The Census Bureau recently released data showing what kind of methods were used at the county and census tract level across the U.S., allowing journalists to write stories about which method dominated their areas and report on why: Census Bureau Releases 2020 Census Operational Quality Metrics for Counties and Tracts
Last summer, the Census Bureau also released a report card on how good a job it did counting residents by state: Census Coverage Estimates for People in the United States by State and Census Operations. The Post-Enumeration Survey had census takers reinterview households but at a much smaller scale and compared those results with the census results to determine where more people were counted than actually exist and where people were missed. The survey found that there were undercounts in Arkansas, Florida, Illinois, Mississippi, Tennessee and Texas. There were overcounts in Delaware, Hawaii, Massachusetts, Minnesota, New York, Ohio, Rhode Island and Utah. Reporters can examine what caused the overcounts and undercounts and whether state and local get-out-the-count efforts paid off. Reporters also can examine what local leaders in their area plan to do to get a better count in 2030.
In the meantime …
Census stories are always examinations of how our communities are changing, and measuring that change doesn’t just take place every 10 years. The Census Bureau puts out other products that provide a yearly glimpse of our demographic transformation. The most comprehensive of these products is the American Community Survey (ACS), which provides insight into everything from educational attainment to fertility to Internet access: Here are the subjects included in the survey.
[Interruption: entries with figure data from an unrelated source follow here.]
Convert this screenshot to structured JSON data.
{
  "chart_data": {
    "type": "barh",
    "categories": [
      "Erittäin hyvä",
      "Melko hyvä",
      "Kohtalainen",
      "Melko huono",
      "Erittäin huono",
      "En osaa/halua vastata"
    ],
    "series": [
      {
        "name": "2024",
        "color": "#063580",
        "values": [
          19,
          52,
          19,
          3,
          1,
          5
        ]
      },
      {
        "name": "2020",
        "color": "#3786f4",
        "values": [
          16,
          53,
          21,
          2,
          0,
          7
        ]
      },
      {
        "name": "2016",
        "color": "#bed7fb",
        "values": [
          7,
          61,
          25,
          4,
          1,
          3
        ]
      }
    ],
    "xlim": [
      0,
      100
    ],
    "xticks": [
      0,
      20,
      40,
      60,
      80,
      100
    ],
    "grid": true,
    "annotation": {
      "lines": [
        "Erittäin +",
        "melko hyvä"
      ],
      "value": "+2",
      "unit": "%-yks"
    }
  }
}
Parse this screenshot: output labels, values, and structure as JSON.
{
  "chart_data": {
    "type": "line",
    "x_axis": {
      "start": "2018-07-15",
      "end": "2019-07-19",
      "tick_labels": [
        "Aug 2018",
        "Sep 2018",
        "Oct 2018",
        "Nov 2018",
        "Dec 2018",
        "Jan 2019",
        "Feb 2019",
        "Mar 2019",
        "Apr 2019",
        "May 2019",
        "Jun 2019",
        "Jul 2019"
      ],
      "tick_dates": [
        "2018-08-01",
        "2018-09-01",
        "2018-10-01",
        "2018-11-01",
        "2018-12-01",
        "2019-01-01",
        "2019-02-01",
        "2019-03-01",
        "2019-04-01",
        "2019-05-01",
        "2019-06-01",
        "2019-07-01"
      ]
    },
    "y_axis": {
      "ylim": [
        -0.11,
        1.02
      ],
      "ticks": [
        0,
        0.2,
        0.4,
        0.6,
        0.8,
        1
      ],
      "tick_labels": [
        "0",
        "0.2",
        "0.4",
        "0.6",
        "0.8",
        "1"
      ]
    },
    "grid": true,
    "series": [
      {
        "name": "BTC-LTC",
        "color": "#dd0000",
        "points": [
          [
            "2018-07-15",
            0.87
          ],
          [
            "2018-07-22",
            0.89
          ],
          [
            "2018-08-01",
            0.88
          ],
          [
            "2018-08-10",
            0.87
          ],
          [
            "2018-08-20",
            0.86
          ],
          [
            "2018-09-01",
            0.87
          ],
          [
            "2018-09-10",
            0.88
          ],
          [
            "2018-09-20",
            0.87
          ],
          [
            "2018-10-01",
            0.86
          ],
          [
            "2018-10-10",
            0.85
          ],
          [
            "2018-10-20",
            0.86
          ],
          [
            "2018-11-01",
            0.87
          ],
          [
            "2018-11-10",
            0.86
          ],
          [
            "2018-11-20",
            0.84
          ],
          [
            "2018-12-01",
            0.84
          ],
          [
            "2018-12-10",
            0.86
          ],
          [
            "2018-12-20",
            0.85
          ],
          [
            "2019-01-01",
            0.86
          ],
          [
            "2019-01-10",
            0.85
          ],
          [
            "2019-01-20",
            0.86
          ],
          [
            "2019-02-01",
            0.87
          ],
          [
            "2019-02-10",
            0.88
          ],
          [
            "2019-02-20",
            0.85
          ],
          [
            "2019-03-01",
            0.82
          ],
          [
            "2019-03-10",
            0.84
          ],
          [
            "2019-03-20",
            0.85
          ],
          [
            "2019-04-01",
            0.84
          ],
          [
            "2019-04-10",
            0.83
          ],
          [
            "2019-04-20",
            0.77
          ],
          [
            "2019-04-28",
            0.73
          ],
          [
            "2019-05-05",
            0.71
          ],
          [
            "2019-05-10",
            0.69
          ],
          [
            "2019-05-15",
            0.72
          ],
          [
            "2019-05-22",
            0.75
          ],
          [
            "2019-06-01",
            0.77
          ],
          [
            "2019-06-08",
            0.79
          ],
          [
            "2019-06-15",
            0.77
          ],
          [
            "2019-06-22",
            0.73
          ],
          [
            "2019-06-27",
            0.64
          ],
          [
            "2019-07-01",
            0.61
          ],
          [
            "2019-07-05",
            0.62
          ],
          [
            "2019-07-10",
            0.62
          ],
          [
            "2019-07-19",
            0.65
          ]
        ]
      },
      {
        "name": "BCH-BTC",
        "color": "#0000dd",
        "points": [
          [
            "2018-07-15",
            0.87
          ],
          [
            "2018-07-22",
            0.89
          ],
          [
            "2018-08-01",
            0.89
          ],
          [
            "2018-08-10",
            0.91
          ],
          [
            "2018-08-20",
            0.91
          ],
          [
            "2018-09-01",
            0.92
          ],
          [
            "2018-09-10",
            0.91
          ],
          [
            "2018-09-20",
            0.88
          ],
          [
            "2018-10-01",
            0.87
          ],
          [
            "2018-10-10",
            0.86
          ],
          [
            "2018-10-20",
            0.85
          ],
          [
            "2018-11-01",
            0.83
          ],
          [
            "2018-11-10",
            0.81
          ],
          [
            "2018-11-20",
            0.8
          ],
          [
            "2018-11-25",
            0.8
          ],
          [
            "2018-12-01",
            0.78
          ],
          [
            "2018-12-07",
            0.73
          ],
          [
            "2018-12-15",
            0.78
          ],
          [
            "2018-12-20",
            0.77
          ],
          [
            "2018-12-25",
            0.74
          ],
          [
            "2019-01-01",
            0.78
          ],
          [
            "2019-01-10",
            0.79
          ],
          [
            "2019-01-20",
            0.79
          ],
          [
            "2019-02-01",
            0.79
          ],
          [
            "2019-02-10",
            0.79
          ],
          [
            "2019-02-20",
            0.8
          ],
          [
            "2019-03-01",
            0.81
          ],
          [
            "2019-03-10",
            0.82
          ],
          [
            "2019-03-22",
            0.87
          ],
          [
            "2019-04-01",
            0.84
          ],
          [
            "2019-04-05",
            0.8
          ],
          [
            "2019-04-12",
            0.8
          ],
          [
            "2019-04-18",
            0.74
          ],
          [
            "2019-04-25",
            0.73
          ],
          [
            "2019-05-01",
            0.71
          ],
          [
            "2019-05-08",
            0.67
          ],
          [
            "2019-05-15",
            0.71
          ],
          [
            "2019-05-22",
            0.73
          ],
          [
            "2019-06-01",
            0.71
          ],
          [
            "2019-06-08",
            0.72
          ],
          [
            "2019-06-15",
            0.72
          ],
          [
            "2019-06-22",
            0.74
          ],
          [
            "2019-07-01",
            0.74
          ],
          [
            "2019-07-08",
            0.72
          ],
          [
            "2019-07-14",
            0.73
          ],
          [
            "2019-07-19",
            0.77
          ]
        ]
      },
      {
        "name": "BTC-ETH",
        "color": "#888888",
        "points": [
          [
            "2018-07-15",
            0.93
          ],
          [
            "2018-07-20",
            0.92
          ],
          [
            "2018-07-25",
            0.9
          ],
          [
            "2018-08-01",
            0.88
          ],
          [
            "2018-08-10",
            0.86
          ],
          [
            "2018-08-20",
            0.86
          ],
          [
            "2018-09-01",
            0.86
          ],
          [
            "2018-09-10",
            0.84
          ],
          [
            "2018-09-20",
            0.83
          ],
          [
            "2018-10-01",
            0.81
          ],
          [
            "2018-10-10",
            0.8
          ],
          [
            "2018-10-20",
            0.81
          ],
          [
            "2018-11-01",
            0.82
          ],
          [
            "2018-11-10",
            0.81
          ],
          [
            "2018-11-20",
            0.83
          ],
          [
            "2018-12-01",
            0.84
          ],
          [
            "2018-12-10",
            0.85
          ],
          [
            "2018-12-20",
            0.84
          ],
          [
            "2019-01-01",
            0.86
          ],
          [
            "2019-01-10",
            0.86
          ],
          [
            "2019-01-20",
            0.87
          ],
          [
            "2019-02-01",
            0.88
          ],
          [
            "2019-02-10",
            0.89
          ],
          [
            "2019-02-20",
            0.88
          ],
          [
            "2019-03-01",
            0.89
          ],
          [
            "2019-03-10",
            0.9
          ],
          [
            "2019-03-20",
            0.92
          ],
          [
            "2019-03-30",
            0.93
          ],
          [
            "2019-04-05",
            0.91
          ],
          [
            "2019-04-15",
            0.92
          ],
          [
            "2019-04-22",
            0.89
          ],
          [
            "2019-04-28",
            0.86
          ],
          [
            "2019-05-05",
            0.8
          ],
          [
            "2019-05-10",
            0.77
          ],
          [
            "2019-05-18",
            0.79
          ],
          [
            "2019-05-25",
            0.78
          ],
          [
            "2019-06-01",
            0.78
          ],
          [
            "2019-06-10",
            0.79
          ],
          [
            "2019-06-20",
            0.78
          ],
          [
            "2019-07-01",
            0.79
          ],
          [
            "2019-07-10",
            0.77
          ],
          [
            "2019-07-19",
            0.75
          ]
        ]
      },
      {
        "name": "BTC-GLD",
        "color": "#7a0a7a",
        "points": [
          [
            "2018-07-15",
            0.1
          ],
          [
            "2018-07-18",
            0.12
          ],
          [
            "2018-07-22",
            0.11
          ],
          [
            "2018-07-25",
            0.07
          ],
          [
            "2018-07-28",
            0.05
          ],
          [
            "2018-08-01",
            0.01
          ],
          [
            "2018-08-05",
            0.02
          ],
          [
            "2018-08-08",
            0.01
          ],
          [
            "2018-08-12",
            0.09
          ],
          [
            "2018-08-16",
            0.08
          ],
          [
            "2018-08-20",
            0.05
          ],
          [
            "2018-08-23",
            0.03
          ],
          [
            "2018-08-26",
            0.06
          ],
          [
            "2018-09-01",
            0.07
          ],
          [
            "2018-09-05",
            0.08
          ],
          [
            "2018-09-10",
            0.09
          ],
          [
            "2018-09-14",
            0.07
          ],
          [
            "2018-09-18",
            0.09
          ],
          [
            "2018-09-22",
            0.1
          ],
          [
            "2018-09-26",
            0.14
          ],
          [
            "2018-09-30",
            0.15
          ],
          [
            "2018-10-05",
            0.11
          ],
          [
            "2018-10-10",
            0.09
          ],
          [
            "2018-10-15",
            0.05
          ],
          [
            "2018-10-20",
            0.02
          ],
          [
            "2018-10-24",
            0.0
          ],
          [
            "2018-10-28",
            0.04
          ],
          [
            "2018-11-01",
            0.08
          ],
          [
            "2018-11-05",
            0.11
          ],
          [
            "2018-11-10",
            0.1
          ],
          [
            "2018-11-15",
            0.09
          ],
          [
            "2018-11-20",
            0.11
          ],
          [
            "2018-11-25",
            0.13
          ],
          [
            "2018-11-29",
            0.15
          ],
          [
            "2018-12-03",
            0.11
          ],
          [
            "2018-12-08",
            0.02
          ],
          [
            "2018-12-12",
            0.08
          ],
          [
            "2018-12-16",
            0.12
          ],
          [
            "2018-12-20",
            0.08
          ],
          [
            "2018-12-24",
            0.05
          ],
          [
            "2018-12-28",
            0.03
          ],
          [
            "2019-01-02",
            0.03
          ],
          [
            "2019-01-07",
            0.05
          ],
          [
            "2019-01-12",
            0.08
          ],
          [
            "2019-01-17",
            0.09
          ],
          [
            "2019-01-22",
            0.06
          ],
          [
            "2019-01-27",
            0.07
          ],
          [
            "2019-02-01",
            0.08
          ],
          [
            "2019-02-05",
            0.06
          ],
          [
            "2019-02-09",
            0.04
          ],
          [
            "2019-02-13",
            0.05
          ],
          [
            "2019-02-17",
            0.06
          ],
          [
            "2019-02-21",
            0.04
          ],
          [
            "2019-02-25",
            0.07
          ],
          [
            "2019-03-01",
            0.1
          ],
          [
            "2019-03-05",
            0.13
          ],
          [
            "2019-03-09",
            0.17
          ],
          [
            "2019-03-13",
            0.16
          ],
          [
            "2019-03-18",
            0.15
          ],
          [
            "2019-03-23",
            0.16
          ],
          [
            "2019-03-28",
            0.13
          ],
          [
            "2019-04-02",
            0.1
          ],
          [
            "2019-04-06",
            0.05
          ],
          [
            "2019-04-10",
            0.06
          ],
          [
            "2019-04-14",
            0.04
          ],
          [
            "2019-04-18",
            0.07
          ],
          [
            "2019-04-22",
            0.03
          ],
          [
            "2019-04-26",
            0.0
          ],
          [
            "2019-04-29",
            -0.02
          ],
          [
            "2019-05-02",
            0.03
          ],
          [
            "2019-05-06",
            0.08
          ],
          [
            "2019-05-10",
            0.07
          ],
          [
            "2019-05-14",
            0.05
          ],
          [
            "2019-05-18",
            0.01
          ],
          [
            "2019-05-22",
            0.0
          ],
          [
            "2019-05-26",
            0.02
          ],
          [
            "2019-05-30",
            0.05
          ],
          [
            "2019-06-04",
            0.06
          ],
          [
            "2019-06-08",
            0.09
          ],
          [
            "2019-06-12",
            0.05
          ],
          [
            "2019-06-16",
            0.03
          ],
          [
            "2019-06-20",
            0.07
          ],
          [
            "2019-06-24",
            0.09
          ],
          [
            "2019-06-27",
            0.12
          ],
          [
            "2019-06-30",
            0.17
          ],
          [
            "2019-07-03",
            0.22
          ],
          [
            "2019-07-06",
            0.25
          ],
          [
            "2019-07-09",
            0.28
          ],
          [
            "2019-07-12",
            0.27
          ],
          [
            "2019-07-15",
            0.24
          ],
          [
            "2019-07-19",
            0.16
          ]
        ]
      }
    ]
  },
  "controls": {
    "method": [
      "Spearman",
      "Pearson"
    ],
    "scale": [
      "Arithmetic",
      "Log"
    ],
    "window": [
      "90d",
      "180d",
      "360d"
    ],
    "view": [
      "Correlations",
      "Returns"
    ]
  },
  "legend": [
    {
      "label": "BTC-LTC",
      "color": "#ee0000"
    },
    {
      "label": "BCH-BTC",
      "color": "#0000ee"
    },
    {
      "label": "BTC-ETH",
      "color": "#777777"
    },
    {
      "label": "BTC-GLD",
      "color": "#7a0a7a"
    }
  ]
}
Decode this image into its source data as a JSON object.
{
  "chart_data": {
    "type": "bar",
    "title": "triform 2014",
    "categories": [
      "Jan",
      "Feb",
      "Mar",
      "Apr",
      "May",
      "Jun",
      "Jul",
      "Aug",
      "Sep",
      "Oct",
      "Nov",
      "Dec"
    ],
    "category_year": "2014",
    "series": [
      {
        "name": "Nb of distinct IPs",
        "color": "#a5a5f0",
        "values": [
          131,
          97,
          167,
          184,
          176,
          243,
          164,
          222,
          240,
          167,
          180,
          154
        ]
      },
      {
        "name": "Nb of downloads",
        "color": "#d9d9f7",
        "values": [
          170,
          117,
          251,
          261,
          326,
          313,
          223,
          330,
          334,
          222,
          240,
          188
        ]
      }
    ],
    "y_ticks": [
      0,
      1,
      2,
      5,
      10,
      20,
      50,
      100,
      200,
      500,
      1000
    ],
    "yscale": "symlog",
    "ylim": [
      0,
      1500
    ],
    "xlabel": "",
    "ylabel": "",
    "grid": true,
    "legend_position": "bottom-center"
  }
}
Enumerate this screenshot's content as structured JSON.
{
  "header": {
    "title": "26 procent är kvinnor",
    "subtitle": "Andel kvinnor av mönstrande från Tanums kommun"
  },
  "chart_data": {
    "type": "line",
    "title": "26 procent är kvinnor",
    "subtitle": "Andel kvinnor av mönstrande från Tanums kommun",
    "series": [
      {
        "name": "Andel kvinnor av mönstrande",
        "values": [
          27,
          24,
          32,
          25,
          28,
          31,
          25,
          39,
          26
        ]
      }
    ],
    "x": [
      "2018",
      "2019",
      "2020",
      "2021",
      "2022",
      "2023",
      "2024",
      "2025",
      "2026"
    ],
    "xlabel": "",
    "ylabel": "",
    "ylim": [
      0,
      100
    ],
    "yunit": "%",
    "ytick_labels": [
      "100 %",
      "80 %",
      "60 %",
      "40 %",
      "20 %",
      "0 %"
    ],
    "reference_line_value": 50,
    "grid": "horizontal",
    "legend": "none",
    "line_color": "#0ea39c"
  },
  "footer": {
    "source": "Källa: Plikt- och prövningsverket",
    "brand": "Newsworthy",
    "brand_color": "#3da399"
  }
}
The one-year ACS for 2021 was released earlier this year, offering the first real perspective on changes during the pandemic. The 2020 survey wasn’t considered fit for use because of problems gathering data during the height of the COVID-19 outbreak, so any measurement of changes during the pandemic is going to be made by comparing 2019 data to 2020 figures.
During the pandemic, the Census Bureau also introduced a new product, the Household Pulse Survey, which provides the closest real-time data on the day-to-day experiences of Americans. Topics deal with vaccinations, education, mental health, one’s ability to pay rent, sexual orientation and gender identity.
So, there’s a lot out there. Happy story digging!